France Soir : Comment
Mylène vit-elle cette flamboyante
épopée ?
Mylène Farmer : C'est la grande
révélation de ma vie. Pour la
première fois vraiment j'ai eu confiance en moi. Et cette
confiance, c'est le public qui me l'a donnée. Pour Bercy,
j'ai le
trac bien sûr. Il y a le vertige de la démesure.
Mais
l'examen de passage est réussi. Les choses essentielles ont
eu
lieu le premier soir au Palais des sports.
Sa rencontre avec le
public :
Juste avant d'entrer en scène le premier jour, j'ai vu un
ami. Un chanteur que j'aime beaucoup. Il m'a demandé : "Pour
qui tu chantes ?" Je lui ai dit : "Pour moi, et toi
?" Il m'a répondu : "Pour eux". Ça m'a
sonnée. Je me suis demandée si je
n'étais pas
en train de me mentir. Deux heures plus tard la communion
avec le public m'avait bouleversée. J'avais ma
réponse.
Pourquoi alors avoir
écrit A quoi
je sers... juste après ?
Précisément pour mieux cerner ce qui
s'était
passé. C'était si gigantesque. Les jeunes,
souvent
encombrés de tabous, ont tellement besoin d'être
compris... Et moi j'ai le sentiment de leur dire, comme Brel dans sa
chanson : "Non Jeff, t'es pas tout seul". Sans aucune
prétention, je sais à présent que
c'est à
cela que je sers. A leur dire qu'il n'y a pas à avoir
honte du sexe. Tout est normal dans l'amour. (Elle baisse les yeux) Je
n'aurais jamais cru un
jour faire partie de ces artistes qui subliment leur public.
Le spectacle
présenté à Bercy :
Il sera le même. On ne retouche pas un film une fois qu'il
est passé en salle. Ici c'est la même chose.
Ce qui a
changé en elle :
C'est bizarre ce début de
sérénité.
C'est si fragile. J'ai sans doute perdu un peu de paranoïa.
Mais
d'une certaine façon, c'était aussi un rempart.

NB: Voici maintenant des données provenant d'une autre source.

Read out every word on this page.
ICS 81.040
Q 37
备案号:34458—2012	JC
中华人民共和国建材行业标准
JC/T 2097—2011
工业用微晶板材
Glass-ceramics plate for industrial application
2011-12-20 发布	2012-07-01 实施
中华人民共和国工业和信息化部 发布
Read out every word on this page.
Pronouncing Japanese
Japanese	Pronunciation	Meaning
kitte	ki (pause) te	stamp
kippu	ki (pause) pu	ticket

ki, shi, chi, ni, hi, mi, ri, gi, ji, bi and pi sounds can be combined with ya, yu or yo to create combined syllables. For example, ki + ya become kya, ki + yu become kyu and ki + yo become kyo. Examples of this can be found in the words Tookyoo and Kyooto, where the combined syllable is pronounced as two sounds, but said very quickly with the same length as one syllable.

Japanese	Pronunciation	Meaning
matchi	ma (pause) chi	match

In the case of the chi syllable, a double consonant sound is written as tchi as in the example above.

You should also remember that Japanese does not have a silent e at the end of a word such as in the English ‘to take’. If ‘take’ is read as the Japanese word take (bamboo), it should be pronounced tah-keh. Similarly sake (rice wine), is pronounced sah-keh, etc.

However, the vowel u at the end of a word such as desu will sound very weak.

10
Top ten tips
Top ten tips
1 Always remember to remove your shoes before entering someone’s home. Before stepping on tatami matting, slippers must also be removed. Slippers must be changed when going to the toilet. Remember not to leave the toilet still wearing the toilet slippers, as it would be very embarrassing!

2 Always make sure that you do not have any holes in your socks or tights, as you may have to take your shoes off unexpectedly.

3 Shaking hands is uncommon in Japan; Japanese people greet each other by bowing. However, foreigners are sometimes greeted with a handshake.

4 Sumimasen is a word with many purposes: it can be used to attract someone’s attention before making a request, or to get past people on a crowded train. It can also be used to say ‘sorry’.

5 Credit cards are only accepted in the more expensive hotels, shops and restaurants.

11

Peut-être que je suis plus humaine.
Qu'y a-t-il au bout de
cet exorcisme ?
L'autre Mylène. Avec les même délires.
Mais
pleinement assumée (rire). Peut-être
qu'un jour
j'écrirai des romans. Mais j'aimerais qu'on puisse dire,
comme
dans cette préface de Lanza Del Vasto à propos
d'Eric
Dietrich (erreur dans l'article, il s'agit en fait de Luc Dietrich,
ndlr) : "C'est un peu comme ces auteurs russes qui
écrivent avec leur sang".
La chanson Pourvu
qu’elles soient douces :
Ma chanson
Pourvu
qu'elles soient douces est un
pamphlet écrit comme on se venge... des hommes, des tabous,
de
l'enfance. Un jour, adolescente, comme j'étais
très
attirée par les garçons, quelqu'un m'a
traitée de "pute" alors que j'étais aussi blanche
que le plat
de la main. Ça a été terrible.
Ça a tout compliqué
dans ma tête. Et comme il m'était impossible d'en
parler
dans ma famille, cette révolte refoulée a
généré mon côté
castrateur.
Ça vous met en
colère quand on dit que ces fantasmes ne sont pas les
vôtres ?
Ça m'amuse. On dit aussi que c'est mon mentor, mon
Pygmalion, Laurent
Boutonnat, qui m'inspire... En fait, il est comme mon jumeau. Ses
fantasmes sont les miens, et vice versa. Le danger dans cette
relation où on est si semblables, c'est la destruction.
Heureusement, il y a Bertrand Le Page, mon manager. On vit pratiquement
à trois depuis cinq ans. Pas simple, mais riche. J'ai
toujours
su que le chiffre trois était le chiffre parfait.
Le comportement le plus
choquant pour vous ?
Un homme qui se détourne trente secondes après
l'amour.
Alors qu'une femme, dans l'absolu, en est incapable. C'est ce que je
méprise le plus.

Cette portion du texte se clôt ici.